Une monnaie unique ouest-africaine crédible deviendrait, mécaniquement, la première grande devise régionale africaine. Son adoption pourrait servir de matrice à d'autres blocs — la SADC en Afrique australe, l'EAC en Afrique de l'Est — et à terme constituer l'un des piliers d'une architecture monétaire panafricaine, adossée au futur Système panafricain de paiements et de règlements (PAPSS).
07 · ACTUFIN Data
Comparaison des monnaies régionales
| Zone | Population | Monnaie | Banque centrale |
|---|---|---|---|
| UEMOA | ~150 M | FCFA | BCEAO |
| Zone ECO (cible) | ~430 M | ECO | À créer — BCEAO élargie ? |
| CEMAC | ~65 M | FCFA (BEAC) | BEAC |
| Zone euro | ~350 M | Euro | BCE |
Timeline · ECO, 25 ans de reports
2000
Lancement officiel du projet de monnaie unique ECO.
2003
Première échéance manquée — écarts de convergence trop importants.
2019
Annonce de la réforme du franc CFA par Paris et Abidjan.
2020
Suspension du calendrier ECO après désaccord CEDEAO / UEMOA.
2026
Sommet de Lungi : validation politique de l'échéance 2027.
2027
Objectif de lancement progressif — premier groupe de pays conformes.

08 · ACTUFIN Prospective
Les 3 scénarios ECO 2027-2035
ECO lancé en 2027 avec 6-8 pays
Probabilité : moyenne-haute
Impact structurant sur le commerce intra-régional et l'attractivité IDE.

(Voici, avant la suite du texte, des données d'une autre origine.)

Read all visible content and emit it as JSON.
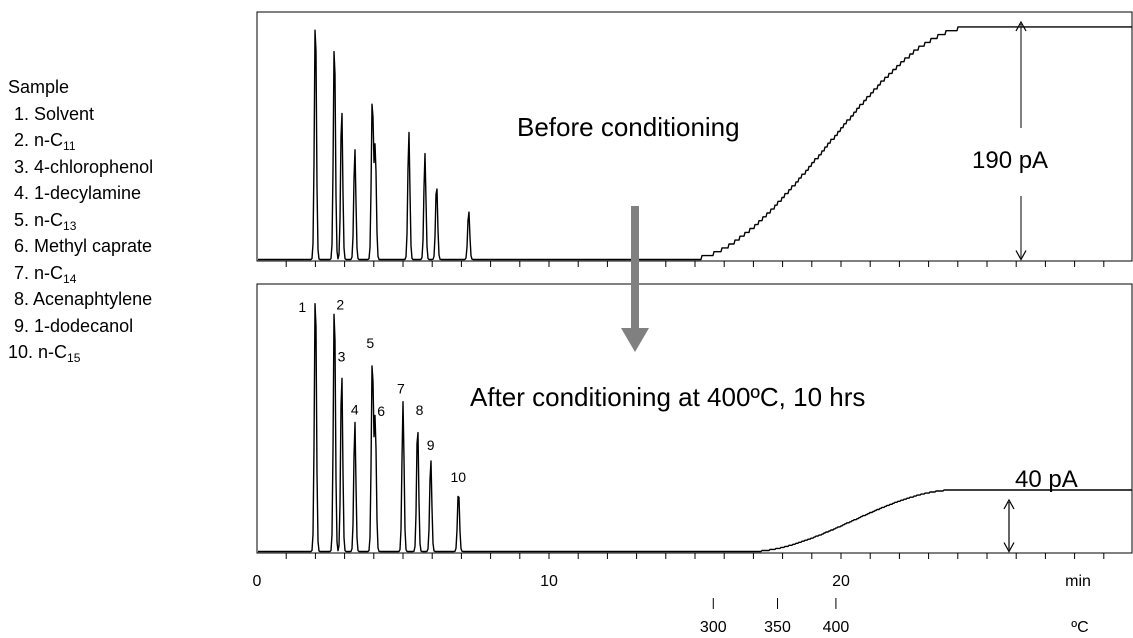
{
  "legend": {
    "title": "Sample",
    "items": [
      {
        "num": "1.",
        "text": "Solvent",
        "sub": ""
      },
      {
        "num": "2.",
        "text": "n-C",
        "sub": "11"
      },
      {
        "num": "3.",
        "text": "4-chlorophenol",
        "sub": ""
      },
      {
        "num": "4.",
        "text": "1-decylamine",
        "sub": ""
      },
      {
        "num": "5.",
        "text": "n-C",
        "sub": "13"
      },
      {
        "num": "6.",
        "text": "Methyl caprate",
        "sub": ""
      },
      {
        "num": "7.",
        "text": "n-C",
        "sub": "14"
      },
      {
        "num": "8.",
        "text": "Acenaphtylene",
        "sub": ""
      },
      {
        "num": "9.",
        "text": "1-dodecanol",
        "sub": ""
      },
      {
        "num": "10.",
        "text": "n-C",
        "sub": "15"
      }
    ]
  },
  "chart_data": {
    "type": "line",
    "x_axis": {
      "range": [
        0,
        30
      ],
      "tick_labels": [
        "0",
        "10",
        "20"
      ],
      "tick_values": [
        0,
        10,
        20
      ],
      "unit_label": "min",
      "temperature_scale": {
        "labels": [
          "300",
          "350",
          "400"
        ],
        "at_minutes": [
          15.9,
          18.1,
          20.1
        ],
        "unit_label": "ºC"
      }
    },
    "panels": [
      {
        "annotation": "Before conditioning",
        "span_label": "190 pA",
        "baseline_rise": {
          "start_min": 14.7,
          "end_min": 24.5,
          "level": 0.94
        },
        "peaks": [
          {
            "t": 2.0,
            "h": 1.0
          },
          {
            "t": 2.65,
            "h": 0.9
          },
          {
            "t": 2.9,
            "h": 0.62
          },
          {
            "t": 3.35,
            "h": 0.45
          },
          {
            "t": 3.95,
            "h": 0.66
          },
          {
            "t": 4.05,
            "h": 0.46
          },
          {
            "t": 5.2,
            "h": 0.52
          },
          {
            "t": 5.75,
            "h": 0.43
          },
          {
            "t": 6.15,
            "h": 0.31
          },
          {
            "t": 7.25,
            "h": 0.2
          }
        ]
      },
      {
        "annotation": "After conditioning  at 400ºC, 10 hrs",
        "span_label": "40 pA",
        "baseline_rise": {
          "start_min": 16.9,
          "end_min": 23.9,
          "level": 0.23
        },
        "peaks": [
          {
            "t": 2.0,
            "h": 1.0,
            "label": "1"
          },
          {
            "t": 2.65,
            "h": 0.95,
            "label": "2"
          },
          {
            "t": 2.9,
            "h": 0.68,
            "label": "3"
          },
          {
            "t": 3.35,
            "h": 0.49,
            "label": "4"
          },
          {
            "t": 3.95,
            "h": 0.73,
            "label": "5"
          },
          {
            "t": 4.05,
            "h": 0.5,
            "label": "6"
          },
          {
            "t": 5.0,
            "h": 0.56,
            "label": "7"
          },
          {
            "t": 5.5,
            "h": 0.48,
            "label": "8"
          },
          {
            "t": 5.95,
            "h": 0.35,
            "label": "9"
          },
          {
            "t": 6.9,
            "h": 0.23,
            "label": "10"
          }
        ]
      }
    ]
  }
}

Report à 2030 mais institutions créées
Probabilité : moyenne
Consolidation institutionnelle, gains différés, crédibilité entamée.
Fragmentation CEDEAO / AES
Probabilité : à surveiller
Rupture régionale, ECO à géométrie variable, risque de dévaluations parallèles.
09 · Conclusion
L'heure de vérité monétaire
L'ECO n'est pas seulement une question de billets et de pièces. C'est un test de souveraineté collective pour l'Afrique de l'Ouest.
Réussir l'union monétaire signifierait qu'une région de plus de 400 millions d'habitants est capable de partager une politique monétaire, une discipline budgétaire et une vision économique commune. Échouer reviendrait à confirmer que les fractures politiques et les divergences économiques restent plus fortes que l'ambition d'intégration portée depuis un quart de siècle.
Entre les deux, un chemin étroit : celui d'une union à géométrie variable, exigeante sur les critères mais généreuse sur le calendrier, capable d'accueillir progressivement les économies les plus solides sans attendre les plus fragiles. C'est probablement le seul scénario qui puisse à la fois honorer l'ambition affichée à Lungi et éviter les rendez-vous manqués du passé.